赤ちゃんであれば牛の乳でも与えてもいいというわけではありません。
牛の乳は、文字通り「牛」の赤ちゃんの母乳です。産まれてすぐに歩けるようになる体重40kgほどの牛の赤ちゃんにとって最適なものであり、人間の赤ちゃんのためのものではありません。人間の赤ちゃんにとって最適な乳もまた人間のお母さんの乳です。WHO(世界保健機関)は母乳代替品のマーケティングの国際規範(International Code of Marketing of Breast-milk Substitutes)において、人間の赤ちゃんに最適なのはお母さんの乳であり、乳児用人工乳(ほとんどの場合、牛の乳が入っている)のラベルには「母乳育児の優位性」について明記しなければならないとしています。
しかし幼児用人工乳の企業(フォーミュラ企業)にとっては、赤ちゃんの健康よりも売り上げのほうが重要で、2005年から2016年には広告費を4倍も費やし、それに伴い幼児用人工乳の売り上げは2.6倍に上昇しています。
専門家たちは、フォーミュラ企業がマーケティングに使うメッセージ(幼児の栄養、認知発達、成長に有益であることを示す)が真実であるという実質的な証拠はないと言っています。2020年5月、ロンドンのインペリアルカレッジの小児アレルギー専門医であるロバートボイル氏らはこのマーケティングを潜在的に有害であるとして、規制当局に乳児用人工乳の健康関連のマーケティング表示を禁止するように求めています。
NEWS RELEASE 4-FEB-2020 Ad spending on toddler milks increased four-fold from 2006 to 2015
Ban marketing claims for baby milk formula, experts urge by Press Association 06/05/2020, 11:31 pm
乳児の肥満
UCLの小児栄養学の教授であるMary Fewtrell氏は次のように言っています。
乳児の高タンパク質摂取がより急速な成長と肥満に関連しているという証拠が増えています。また、動物性タンパク質(場合によっては他の動物性タンパク質よりも乳製品)は植物性タンパク質よりも強く関与しています。
Obesity warning for parents after study finds toddlers ‘consume four times too much protein on average’Friday 19 May 2017
乳児の鉄欠乏症・脱水・潜血など
乳児期後期は急激な体の成長に伴い鉄不足になりやすいですが、牛乳は乳児の鉄栄養に悪影響を及ぼすといわれています。「乳児における牛乳の悪影響」というレポートでは、その原因として、潜血による失血、牛乳から大量に提供されるカルシウムとカゼインが、食事中の非ヘム鉄の吸収を阻害することをあげています。またレポートは、牛乳には必要以上のタンパク質とミネラルがあるため過剰な分を排除しようとする体内の働きにより、脱水症をおこす可能性があると指摘しています。

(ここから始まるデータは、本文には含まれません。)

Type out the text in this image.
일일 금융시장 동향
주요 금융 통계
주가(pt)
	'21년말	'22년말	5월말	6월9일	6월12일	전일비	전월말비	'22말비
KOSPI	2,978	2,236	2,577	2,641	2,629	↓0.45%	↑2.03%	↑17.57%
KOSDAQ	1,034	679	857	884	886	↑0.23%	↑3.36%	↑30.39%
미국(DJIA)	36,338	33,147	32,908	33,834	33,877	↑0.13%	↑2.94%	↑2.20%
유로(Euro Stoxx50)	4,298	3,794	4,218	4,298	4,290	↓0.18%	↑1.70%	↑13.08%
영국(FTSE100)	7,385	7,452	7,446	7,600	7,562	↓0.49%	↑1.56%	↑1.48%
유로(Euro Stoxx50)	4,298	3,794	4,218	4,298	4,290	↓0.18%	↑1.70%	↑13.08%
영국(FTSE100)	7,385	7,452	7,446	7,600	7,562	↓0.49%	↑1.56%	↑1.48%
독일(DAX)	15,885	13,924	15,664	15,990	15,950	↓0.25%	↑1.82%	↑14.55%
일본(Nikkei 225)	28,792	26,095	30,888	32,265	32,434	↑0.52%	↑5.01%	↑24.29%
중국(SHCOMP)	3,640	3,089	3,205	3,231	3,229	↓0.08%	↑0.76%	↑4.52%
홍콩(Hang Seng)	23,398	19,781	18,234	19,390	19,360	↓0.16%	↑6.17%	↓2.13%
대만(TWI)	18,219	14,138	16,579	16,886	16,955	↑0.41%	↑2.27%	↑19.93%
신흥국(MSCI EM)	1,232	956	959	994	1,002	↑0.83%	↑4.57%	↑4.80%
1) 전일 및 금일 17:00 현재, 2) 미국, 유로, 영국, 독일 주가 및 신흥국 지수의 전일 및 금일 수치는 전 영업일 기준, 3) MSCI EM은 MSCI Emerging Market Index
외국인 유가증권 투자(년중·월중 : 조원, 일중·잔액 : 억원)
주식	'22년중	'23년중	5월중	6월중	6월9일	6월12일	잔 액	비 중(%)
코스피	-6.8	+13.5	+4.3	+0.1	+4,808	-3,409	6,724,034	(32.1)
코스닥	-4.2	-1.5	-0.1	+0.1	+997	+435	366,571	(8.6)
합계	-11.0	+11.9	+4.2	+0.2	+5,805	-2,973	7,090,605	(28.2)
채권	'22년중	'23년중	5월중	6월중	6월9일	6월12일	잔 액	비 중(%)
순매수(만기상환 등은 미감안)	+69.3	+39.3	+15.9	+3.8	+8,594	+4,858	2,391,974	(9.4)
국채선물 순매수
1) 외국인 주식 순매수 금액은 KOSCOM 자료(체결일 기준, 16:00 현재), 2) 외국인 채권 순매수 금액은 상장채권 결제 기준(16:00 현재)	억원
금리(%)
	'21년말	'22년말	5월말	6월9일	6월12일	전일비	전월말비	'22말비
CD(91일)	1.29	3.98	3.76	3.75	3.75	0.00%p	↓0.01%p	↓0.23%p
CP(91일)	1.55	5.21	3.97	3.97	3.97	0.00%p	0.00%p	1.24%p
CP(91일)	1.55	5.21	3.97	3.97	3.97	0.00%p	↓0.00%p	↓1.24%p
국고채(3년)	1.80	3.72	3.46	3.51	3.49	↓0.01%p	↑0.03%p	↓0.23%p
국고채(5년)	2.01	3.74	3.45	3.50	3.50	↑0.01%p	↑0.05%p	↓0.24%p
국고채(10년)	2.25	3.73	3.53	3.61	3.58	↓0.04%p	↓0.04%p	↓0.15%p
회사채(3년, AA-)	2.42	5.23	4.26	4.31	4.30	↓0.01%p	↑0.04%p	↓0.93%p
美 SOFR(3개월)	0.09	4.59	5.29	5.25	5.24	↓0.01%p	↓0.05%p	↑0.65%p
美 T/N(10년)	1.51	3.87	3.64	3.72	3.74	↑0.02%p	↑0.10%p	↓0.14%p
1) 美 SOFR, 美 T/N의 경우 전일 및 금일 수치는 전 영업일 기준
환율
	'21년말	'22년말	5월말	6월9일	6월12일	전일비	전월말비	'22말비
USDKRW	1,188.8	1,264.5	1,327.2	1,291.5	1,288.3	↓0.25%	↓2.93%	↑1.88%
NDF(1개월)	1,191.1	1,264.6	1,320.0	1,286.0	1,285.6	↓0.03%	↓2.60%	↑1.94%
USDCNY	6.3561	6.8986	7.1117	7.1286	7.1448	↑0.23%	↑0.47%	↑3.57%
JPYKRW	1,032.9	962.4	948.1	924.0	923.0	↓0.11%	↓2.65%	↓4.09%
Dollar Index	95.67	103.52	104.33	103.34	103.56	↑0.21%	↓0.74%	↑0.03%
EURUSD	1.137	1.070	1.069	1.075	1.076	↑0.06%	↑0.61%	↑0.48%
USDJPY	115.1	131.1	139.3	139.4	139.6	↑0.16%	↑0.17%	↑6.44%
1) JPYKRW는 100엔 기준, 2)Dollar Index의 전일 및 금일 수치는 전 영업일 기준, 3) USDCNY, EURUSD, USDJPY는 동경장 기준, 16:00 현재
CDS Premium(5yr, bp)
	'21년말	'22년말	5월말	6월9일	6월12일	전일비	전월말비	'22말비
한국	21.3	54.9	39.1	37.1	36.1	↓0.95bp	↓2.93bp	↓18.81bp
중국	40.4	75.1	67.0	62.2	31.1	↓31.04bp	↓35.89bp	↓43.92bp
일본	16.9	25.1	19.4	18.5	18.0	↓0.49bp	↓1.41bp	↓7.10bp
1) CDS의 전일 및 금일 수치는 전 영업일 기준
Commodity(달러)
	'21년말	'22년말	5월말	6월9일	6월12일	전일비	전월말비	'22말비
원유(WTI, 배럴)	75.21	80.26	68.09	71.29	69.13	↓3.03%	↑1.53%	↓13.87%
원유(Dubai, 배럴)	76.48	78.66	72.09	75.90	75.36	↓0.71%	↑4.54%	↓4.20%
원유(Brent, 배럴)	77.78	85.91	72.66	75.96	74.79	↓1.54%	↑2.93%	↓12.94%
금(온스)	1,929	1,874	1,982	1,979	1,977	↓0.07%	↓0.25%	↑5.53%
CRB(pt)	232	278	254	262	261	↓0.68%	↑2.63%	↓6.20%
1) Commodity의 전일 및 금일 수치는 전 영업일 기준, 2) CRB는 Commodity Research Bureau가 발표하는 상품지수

“Adverse effects of cow’s milk in infants”, 2007;60:185-96;
9〜12 か月の乳児における腸潜血と鉄欠乏の発生を検証した研究では、牛乳を与えられた乳児では、潜在的な糞便失血が鉄欠乏症の悪化要因だとしています。
最初の誕生日の前に牛乳を導入すると、潜在的な胃腸出血のリスクが高まり、鉄欠乏性貧血の発生率が高くなることが研究によって示されています。